You might want to know what happens when you’re not in control of the campaigns at night. Therefore it’s wise to let the script send you an email when it paused or enabled campaigns. This is very easy with Adwords MailApp utility. First we create a function that sends the email.

function sendMail(subject, content) {
    MailApp.sendEmail('youremail@domain.com', subject, content);
  }
  

Next we can use this in our enableCampaigns and pauseCampaigns functions. Just like this:

sendMail('Campaigns were paused', 'Some campaigns were paused because the website is down.'
  

You might want to consider to put some more useful information in the email (What campaigns were paused? What site was down? etc), but I think you get the idea.

Next steps

With Uptime Robot we only check whether a site responds properly or not. But in some cases we also want to check if the website’s sales funnel is working properly. Therefore, we use Pingdom’s transaction checks, which allow us to check the flow of a website. We’ve also automated this using Pingdom’s API, but that something we’ll get into in a next post.
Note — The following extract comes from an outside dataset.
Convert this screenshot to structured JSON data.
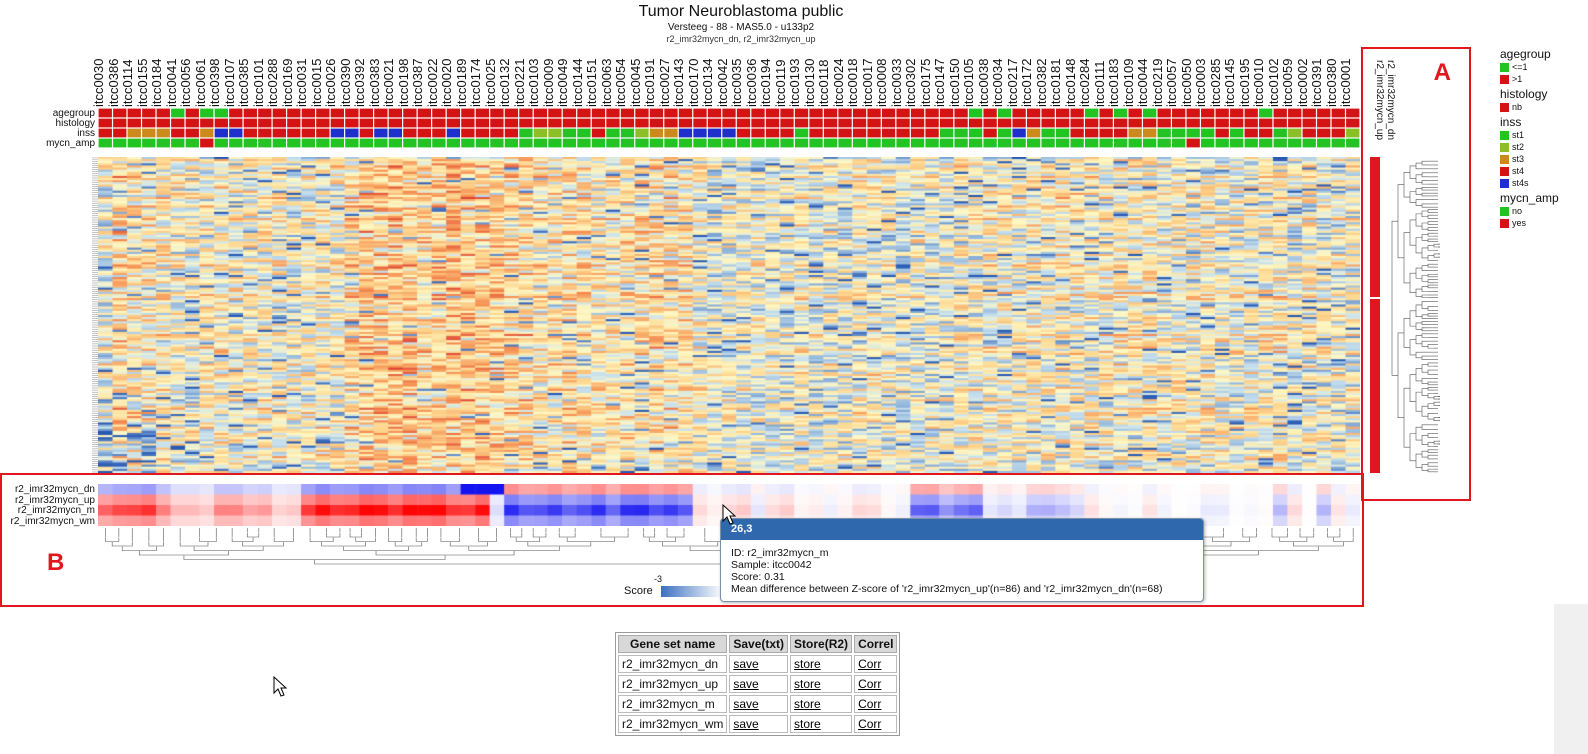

Also, one big flaw in this script is that it only runs every hour because of Adword’s limitation. Therefore, if a site is only down for 5 minutes, your campaigns will be paused for a full hour. To overcome this, we can create a custom service that runs outside of Adwords that pauses/enables the campaigns using the Adwords API, and schedule it every 5 minutes. This would be a bit more work to setup, but definitely a good next step.

Internally we managed to partly solve this flaw by using a tool called Adjestic. Adjestic is developed internally and helps our marketeers to improve their campaigns and optimize budgets. One of the features is nearly real-time status and stock checking. The tool achieves this by tracking ‘final urls’. When it detects downtime, it will incease the check frequency for that specfic url. This way we decrease the chance of accidentally pausing campaings.